The Bartington gradiometer is playing up. This is the device we use to look for variations in the earth’s magnetic field caused by buried archaeology. Using it is a bit of an arcane skill and, as I have posted before, what goes on inside the machine is a complete mystery. Mike and James have spent a lot of today trying to get the two tubes balanced so they can continue with the survey that they started last week.
‘Getting the tubes balanced’ sounds exactly like the sort of pseudoscience Dr Who scriptwriters slip in to convince you that there isn’t a gaping hole in the plot and, like them, I am going to move swiftly on without attempting to explain what it all means. It’s broke, hopefully Mike can sort it tonight, otherwise it is going to have to go down to Oxford to be mended by people who actually understand physics.
We have more positive progress in trench N. After cleaning up at the base of the hillwash we could see the fill of an absolutely colossal pit (at least in area, we have no idea if it is similarly deep yet). We have divided this into quarters and are removing the fill in the north-east and south-west quadrants. That way we should be able to record vertical sections through the pit’s contents in two directions at once. This feature is full of charcoal and worked chert and flint and it is cut into the undisturbed glacial clay. Both of these things make us fairly convinced it is prehistoric.

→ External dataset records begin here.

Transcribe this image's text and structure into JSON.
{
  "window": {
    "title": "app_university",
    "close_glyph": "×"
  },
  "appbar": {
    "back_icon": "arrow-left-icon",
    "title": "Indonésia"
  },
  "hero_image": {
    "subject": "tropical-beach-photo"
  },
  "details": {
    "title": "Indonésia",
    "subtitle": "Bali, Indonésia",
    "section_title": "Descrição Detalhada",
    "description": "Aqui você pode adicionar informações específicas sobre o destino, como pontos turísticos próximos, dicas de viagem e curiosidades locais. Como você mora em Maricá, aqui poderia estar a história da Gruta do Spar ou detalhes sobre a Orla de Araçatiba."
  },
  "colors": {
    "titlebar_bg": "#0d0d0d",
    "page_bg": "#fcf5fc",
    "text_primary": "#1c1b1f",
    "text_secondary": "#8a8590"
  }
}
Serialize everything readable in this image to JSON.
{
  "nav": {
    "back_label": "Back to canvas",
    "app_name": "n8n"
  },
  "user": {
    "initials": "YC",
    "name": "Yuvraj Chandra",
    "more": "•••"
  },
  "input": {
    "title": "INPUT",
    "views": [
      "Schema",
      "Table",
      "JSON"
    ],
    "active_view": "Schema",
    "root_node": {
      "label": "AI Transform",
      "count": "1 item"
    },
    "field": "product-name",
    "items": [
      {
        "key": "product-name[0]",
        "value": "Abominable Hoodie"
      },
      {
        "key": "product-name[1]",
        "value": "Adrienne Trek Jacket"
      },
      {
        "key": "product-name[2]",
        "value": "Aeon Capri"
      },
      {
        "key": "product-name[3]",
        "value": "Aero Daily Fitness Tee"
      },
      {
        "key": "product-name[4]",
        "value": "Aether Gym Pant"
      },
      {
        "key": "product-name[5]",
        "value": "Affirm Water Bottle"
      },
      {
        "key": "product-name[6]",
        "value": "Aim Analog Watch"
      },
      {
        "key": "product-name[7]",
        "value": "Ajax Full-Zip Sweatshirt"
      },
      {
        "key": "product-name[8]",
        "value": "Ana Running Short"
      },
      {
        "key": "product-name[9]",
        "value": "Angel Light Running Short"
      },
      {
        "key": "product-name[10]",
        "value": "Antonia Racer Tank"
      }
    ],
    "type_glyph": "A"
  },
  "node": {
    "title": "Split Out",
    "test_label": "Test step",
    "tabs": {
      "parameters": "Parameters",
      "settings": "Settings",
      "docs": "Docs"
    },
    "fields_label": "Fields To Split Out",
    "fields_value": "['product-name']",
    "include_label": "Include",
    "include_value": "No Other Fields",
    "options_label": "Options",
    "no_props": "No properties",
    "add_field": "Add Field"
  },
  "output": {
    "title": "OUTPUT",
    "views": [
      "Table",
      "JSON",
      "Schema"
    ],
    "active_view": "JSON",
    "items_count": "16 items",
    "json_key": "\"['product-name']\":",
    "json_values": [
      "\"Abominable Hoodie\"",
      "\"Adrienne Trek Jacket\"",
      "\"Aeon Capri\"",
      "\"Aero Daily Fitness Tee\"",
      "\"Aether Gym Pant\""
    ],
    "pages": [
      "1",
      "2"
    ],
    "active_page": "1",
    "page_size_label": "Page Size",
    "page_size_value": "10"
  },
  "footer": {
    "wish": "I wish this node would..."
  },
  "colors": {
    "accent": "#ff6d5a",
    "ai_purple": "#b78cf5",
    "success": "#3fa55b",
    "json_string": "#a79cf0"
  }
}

Big changes to the features in trench M too. What seemed to be a bowl-shaped pit has now turned out to have two substantial postholes in its base. Here Connie is just cleaning up the edge of one on the southern edge of the pit. This photo was taken this morning; before Chelsea found another very deep posthole on the east side this afternoon.
The other pit in trench M, with a bit of encouragement from me and Mike, has just been getting bigger and bigger. Chloe, John and James sort out the mess after we have been round - I think the edge is just back here somewhere (hack, hack, hack) Good, now if you clear up and follow that around….
Wildlife of the day was a big hare sitting in the meadow by Little Bowland road on the drive home.